Is CES an ‘AV Show?’

ces consumer technology association

As a techy person, I have always been intrigued by the Consumer Electronics Show. It has always been a mix of amazing new technology and useless new technology. I am surprised, though, that the show does not get much coverage in our industry, particularly in the education sector. I think there are a couple of reasons for this. The first reason is that the largest AV trade show of the season, ISE, is just around the corner. Many of us are focused on getting ready for that show, and traveling in just a couple of weeks. A second reason is that attending CES is wildly expensive. Hotel rooms on the strip during the week of the show are easily in the four figures per night. If you plan on attending CES and staying anywhere near the actual show, you need to expect to spend $7,000-10,000 on traveling and staying in Vegas. Compare this to a smart traveler who goes to InfoComm in Vegas and likely can do a week of the show for about $3,000. (Higher ed tech managers also regularly share all kinds of tips with each other on how to make the show even cheaper.)
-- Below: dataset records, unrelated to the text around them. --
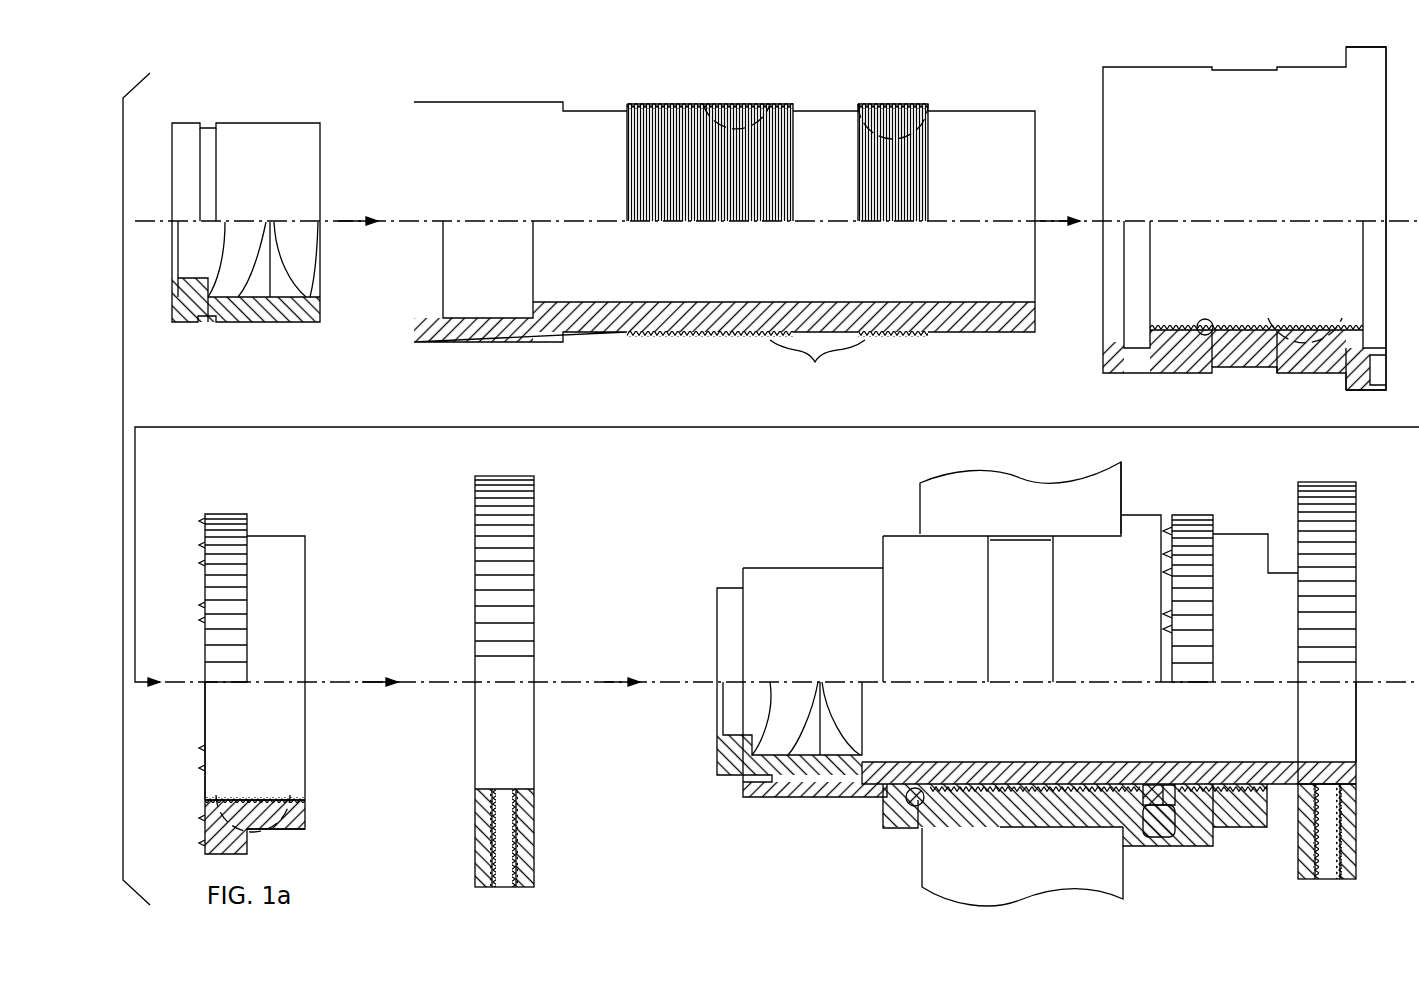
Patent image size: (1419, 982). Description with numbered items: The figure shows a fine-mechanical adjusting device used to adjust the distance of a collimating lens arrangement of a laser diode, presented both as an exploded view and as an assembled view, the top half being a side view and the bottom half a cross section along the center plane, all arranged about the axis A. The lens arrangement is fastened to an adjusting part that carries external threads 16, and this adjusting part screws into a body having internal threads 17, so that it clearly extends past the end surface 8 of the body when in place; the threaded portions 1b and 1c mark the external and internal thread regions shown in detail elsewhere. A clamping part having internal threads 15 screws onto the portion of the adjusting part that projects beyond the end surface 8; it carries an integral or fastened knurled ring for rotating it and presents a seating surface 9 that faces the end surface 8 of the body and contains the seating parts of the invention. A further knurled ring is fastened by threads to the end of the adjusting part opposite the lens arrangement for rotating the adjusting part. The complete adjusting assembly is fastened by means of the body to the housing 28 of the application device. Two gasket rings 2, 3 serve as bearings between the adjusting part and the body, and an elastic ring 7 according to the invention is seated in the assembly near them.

The threaded portions 1b is at (909, 95).
The threaded portions 1c is at (1342, 312).
The gasket ring 2 is at (908, 808).
The gasket ring 3 is at (1155, 785).
The elastic ring 7 is at (1150, 838).
The end surface 8 is at (1386, 115).
The seating surface 9 is at (205, 778).
The internal threads 15 is at (292, 800).
The external threads 16 is at (817, 367).
The internal threads 17 is at (1195, 335).
The housing 28 is at (920, 508).
The axis A is at (1372, 681).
The size of CES is another problem. The show literally takes place all along the strip in various hotels. If we struggle trying to figure out how to see an entire InfoComm when it is in an exhibition hall, how does one plan for a show spanning the city? Finally, I think that many of us in the industry are problem-solvers. We know a new stadium is being built, or a new academic building is in the works. We go to the shows so we can have some thoughts ready about how to solve those issues. However, traditional AV shows are functional, problem-solving shows, rather than shows that inspire us to be imaginative and think about the future. Don’t get me wrong — they are still valuable, we can still learn a lot, but they aid in helping us think about the future in a concrete, rather than abstract, way. While our traditional AV shows may make us say, “Wow, that is cool”, they don’t often make us say “Wow, I never thought of that.”

CES, on the other hand, is almost the complete opposite. Much of what is shown at CES does not really exist, and may never actually exist in the form it is shown. Arguably, a large portion of what is shown is completely unnecessary and will have no market. The show does provide us with a wealth of possibilities for our imaginations to run wild. Take for example the Adobe Edge Camera. This is your standard residential home security camera on steroids. It has a wireless range of ONE MILE! That is a wild range, previously unheard of, and we need to be thinking about the technology behind this range. How else will it be used? What other technology can it work with? How would this technology be useful on a college campus? A camera like this, particularly from a smaller, security-focused company, may never show up at one of our traditional shows. This provides the abstract creative-thinking possibilities.

See related  White Paper: Beyond the Classroom Walls

CES also provides us with a lot of new technology that can provide accessibility to end users of the future. I can not do justice to all of the new devices and tools that are introduced at CES. A couple of them, however, are not only great now, but offer interesting thoughts for the future. Transcribe Glass is a device that you clip onto your eyeglasses, connect to your phone — it then transcribes the audio that the phone picks up. Or how about the MouthPad? This is a device that goes in the upper palate of your mouth and allows the user to use their tongue to navigate devices. Think of it as a mouse pad for your devices, except you control it with your tongue. This is a powerful tool for people who may have limited use of their arms or hands. Another technology that was not introduced as an accessibility device, but could be turned into one, is a pet door that opens and closes automatically based on the location of a sensor on a pet’s collar. This could be translated into communicating with the NFC on a smart phone and have doors open and close automatically for people who may have issues navigating it on their own. The advantage over the current automatic doors is two-fold. First, the person does not have to press a button, and second, there is no timer on the door. The door closes when it senses that the phone has moved a certain distance inside the door.

Of course, CES also has many traditional AV products. These may show up at our shows, but are at CES in more “consumer” light than we may at our shows. Those of us in higher ed are very well aware that for our students who live on campus, they expect a “consumer” friendly technology experience. For example, the LG CineBeam Qube, the Belkin Auto-Tracking Stand Pro with DockKit, or the LG Transparent OLED. Each of these products will land in the rooms of our students and the homes of our administrators, and we will either be asked to integrate them into the spaces we build, or asked why we are recommending products that cost much more money to do the same thing. The Belkin stand uses a person’s phone as the camera and meeting application and then does auto-tracking. It costs $180, so expect questions on why we are recommending thousands of dollars of equipment to do the same thing.

While cost will always be a major barrier to attending CES, I think that the higher ed side of our industry should start paying more attention to the show. Certainly, we can not send people in the same way we do to ISE or InfoComm, but I think a strategic plan of who goes, and how often would be appropriate for many organizations. It will help leaders develop creative thoughts for the future and be proactive about technology that is on the horizon, rather than reactive to demands made by our customers.